VOORBEREIDING VAN DE INSTALLATIE
Om het maximale bereik van het radiobesturingssysteem te verkrijgen is het verstandig om het installatiepunt van de antenne met zorg uit te kiezen. Het bereik is
nauw verbonden met de technische eigenschappen van het systeem en verandert op basis van de kenmerken van de plaats waar het systeem opgesteld wordt.

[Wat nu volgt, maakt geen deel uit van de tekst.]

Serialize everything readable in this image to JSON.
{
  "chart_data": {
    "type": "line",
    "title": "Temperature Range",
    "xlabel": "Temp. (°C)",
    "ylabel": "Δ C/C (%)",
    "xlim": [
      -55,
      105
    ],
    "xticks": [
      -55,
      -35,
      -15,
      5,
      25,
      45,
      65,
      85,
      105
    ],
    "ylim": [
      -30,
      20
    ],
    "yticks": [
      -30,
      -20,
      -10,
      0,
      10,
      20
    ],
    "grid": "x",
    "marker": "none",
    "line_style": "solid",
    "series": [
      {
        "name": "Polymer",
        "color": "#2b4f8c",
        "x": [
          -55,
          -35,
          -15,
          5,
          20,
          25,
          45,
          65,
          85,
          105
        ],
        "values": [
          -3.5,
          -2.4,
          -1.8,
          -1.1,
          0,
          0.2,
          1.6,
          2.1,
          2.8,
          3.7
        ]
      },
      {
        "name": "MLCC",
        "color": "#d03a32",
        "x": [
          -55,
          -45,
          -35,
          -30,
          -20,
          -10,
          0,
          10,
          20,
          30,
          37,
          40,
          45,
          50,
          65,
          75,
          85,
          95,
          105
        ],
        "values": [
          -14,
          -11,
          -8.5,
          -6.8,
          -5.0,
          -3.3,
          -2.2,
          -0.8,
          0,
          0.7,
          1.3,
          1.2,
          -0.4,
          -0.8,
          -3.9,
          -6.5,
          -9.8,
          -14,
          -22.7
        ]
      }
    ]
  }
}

Met bereik wordt de nuttige werkingsafstand tussen de zender en de ontvanger bedoeld als de antenne is geïnstalleerd en gemeten in een vrije ruimte. Er wordt
geadviseerd om de antenne Cardin ANS400/ANQ800-1 te gebruiken om een optimale werking van de installatie te verkrijgen. Sluit de afgestemde antenne tussen
de klemmen 10 en 11 met een coaxkabel RG58 (impedantie 50Ω) max. lengte 15 m aan op de ontvanger.
Zender
De zender is voorgecodeerd en maakt gebruik van een geïntegreerd circuit dat in de fabriek geprogrammeerd is met een identificatienummer dat uniek is voor elke
zender; alle benodigde parameters voor de codering staan in dit geïntegreerde circuit. De zender is voorzien van een automatisch uitschakelmechanisme nadat hij
minimaal 20 seconden continu ingeschakeld is geweest (om het verbruik van de batterij te beperken).
Toetsvergrendelfunctie
De zender heeft de mogelijkheid om de toetsvergrendelfunctie in te stellen, een modus die het apparaat tegen onverhoedse (onvrijwillige)
inschakeling beschermt:
- om de functie in te schakelen houdt u "MR" 8 seconden ingedrukt zolang de oranje led knippert; nu moet u om een besturing uit te
voeren drie keer achter elkaar op de gewenste knop drukken;
1
- om de standaard functie weer in te stellen houdt u "MR" 8 seconden ingedrukt zolang de oranje led knippert.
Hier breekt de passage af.